Thursday, 22 August 2013

07:58 – The main headline in this morning’s paper was N.C. students not as ‘college ready’ as peers

The results from spring 2012 are in. The average score of North Carolina public high school juniors taking the ACT dropped from 21.9 the previous year, which was a full point above the national average, to 18.7, which was dead last. In fairness, the article did point out that this drop was expected, and why. In 2011, only about 20% of public high school juniors took the test; in 2012 100% of the juniors were required to take it. Obviously, the average is going to be much lower if you test all students than if you test only the top quintile.

The article also pointed out that white and Asian students have higher average scores than black, Hispanic, and American Indian students, but it failed to draw the obvious conclusion. Comparisons between states are meaningless unless those results are normed to take into account both the percentage of students who take the test and the racial makeup of the tested population. States whose students are primarily white and Asian are going to have better averages than states with significant percentages of black, Hispanic, or American Indian students.

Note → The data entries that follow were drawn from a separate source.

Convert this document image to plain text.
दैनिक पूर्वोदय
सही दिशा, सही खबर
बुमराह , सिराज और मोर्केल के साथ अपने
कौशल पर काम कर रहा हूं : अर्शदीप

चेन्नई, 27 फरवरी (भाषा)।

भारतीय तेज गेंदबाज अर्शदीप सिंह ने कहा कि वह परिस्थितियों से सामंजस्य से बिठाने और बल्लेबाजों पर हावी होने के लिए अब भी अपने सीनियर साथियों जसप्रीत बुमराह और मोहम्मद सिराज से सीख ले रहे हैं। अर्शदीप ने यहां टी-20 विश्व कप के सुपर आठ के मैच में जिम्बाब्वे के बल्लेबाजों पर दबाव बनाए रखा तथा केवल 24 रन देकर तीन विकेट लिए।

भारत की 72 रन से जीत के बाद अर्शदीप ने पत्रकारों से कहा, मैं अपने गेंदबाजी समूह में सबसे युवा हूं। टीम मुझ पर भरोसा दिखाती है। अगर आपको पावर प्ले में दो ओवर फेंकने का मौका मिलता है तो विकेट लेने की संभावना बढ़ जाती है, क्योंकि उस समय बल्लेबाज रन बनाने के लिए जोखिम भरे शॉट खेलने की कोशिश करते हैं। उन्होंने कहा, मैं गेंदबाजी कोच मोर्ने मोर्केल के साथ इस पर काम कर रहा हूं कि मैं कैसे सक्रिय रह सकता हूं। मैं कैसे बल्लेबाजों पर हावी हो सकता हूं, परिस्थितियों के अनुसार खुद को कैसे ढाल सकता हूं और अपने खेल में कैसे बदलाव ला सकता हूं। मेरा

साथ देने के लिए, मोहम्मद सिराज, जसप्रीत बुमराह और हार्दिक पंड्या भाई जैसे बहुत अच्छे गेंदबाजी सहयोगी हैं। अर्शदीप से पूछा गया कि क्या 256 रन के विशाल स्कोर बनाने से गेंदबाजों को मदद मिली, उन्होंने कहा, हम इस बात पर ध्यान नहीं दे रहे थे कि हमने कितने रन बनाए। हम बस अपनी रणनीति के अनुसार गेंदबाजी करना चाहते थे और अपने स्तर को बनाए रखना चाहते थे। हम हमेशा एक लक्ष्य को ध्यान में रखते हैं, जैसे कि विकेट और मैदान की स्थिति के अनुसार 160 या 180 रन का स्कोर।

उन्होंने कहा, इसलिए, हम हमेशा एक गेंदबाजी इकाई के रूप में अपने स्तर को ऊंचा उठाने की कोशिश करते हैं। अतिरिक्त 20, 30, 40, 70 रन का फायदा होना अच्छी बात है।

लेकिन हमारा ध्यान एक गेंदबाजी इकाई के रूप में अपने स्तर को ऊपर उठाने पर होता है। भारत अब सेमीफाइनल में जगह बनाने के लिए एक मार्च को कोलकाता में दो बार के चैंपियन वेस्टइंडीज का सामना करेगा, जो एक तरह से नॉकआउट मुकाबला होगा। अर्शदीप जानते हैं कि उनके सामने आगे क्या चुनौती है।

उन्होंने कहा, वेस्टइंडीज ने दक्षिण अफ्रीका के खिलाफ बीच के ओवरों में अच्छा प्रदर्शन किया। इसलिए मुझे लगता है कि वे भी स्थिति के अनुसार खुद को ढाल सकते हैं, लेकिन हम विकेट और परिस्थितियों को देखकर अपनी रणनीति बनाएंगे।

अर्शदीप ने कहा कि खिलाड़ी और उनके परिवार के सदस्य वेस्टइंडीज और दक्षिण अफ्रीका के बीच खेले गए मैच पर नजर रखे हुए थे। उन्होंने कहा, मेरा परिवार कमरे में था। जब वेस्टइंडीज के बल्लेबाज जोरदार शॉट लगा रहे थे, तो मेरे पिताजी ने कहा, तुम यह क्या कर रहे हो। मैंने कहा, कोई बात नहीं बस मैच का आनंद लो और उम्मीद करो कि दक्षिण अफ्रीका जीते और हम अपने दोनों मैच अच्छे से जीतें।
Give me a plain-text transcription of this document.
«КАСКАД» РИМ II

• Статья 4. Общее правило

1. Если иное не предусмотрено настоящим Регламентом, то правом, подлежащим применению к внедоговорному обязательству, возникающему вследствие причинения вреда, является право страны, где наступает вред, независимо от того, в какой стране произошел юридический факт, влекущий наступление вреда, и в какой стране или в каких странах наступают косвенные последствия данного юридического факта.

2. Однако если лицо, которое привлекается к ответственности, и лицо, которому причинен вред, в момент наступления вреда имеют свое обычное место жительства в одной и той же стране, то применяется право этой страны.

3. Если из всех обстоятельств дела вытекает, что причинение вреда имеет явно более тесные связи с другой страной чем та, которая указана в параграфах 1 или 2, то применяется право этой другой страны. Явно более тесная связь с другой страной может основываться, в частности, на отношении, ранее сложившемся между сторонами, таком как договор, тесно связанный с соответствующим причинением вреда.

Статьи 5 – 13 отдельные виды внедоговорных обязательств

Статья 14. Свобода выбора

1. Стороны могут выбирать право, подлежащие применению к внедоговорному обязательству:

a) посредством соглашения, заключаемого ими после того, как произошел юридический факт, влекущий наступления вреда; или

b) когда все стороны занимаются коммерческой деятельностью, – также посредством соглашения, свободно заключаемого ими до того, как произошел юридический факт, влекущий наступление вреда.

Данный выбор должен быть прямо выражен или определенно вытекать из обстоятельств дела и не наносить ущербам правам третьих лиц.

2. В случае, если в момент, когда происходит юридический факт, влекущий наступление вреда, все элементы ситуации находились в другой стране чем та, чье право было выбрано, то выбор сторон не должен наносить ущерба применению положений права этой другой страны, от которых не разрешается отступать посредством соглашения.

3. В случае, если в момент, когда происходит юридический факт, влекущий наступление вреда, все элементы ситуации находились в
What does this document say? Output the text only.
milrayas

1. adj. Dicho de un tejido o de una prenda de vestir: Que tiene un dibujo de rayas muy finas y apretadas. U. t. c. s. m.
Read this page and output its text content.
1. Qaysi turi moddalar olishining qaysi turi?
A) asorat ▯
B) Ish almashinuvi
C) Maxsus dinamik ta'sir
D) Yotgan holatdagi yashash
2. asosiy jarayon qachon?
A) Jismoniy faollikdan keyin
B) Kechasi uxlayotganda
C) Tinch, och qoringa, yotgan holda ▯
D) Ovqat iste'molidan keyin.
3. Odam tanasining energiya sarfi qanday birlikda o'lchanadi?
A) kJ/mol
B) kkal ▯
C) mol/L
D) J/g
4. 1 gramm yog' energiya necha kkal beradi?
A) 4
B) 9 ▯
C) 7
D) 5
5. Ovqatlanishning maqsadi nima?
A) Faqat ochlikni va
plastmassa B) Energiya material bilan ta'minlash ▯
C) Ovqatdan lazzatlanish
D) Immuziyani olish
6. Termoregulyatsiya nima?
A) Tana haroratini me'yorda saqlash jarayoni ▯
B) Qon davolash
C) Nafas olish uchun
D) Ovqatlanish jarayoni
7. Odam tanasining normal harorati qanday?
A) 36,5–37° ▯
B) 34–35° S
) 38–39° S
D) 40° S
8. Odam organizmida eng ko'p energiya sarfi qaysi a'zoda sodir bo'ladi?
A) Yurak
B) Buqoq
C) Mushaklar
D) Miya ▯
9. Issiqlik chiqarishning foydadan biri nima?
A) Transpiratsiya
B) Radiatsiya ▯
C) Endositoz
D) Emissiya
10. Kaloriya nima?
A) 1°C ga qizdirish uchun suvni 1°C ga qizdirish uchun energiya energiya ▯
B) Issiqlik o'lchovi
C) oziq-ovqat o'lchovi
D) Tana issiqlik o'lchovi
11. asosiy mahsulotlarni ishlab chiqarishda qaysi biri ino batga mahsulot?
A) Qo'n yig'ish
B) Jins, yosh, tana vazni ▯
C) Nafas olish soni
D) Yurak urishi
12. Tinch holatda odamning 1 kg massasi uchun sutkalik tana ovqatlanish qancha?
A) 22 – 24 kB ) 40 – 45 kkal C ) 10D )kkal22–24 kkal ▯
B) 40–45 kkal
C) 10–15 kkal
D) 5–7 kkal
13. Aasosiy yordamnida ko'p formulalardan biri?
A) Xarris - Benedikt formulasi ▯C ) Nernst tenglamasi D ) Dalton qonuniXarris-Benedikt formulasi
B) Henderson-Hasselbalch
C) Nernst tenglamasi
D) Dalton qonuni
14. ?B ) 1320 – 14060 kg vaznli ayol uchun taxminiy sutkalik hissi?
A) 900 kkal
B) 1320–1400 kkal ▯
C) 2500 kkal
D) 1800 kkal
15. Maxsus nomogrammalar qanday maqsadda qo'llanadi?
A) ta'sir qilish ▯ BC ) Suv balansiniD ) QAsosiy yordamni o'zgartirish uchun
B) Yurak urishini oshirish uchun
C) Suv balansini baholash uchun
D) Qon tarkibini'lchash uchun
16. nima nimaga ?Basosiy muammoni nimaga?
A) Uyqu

Less obviously, the percentage of students in a given state who are home-schooled has a disproportionate effect on average public high school test scores. Home schooled students are, on average, much brighter than public school students. There’s self-selection going on. Homeschooling drains the best students from public schools. I don’t have the data at hand, but I’d be willing to bet that if homeschooled students from across the US were grouped and treated as a separate state, their average scores would put them not just first of all states, but far, far above whichever state ranked second.

Most colleges and universities now recognize the reality that homeschool students are the best of the best. Only a few years ago, many colleges were leery of homeschool students because they lacked public school transcripts. Now, many colleges and universities, including many of the most prestigious, are actively recruiting homeschool students.


13:49 – Oh, yeah. A couple of very important things about homeschooling and standardized test scores that I forgot to mention in my earlier post. First, students who’ve been homeschooled for only a year typically average 59th percentile on test scores. Students who’ve been homeschooled for several years or longer typically average 90th to 93rd percentile. Second, for homeschooled students, racial disparities in standardized test scores begin narrowing quickly even after only one year of homeschooling. After two or more years of homeschooling, racial disparities in standardized test scores essentially disappear. That is a truly damning indictment of public school systems.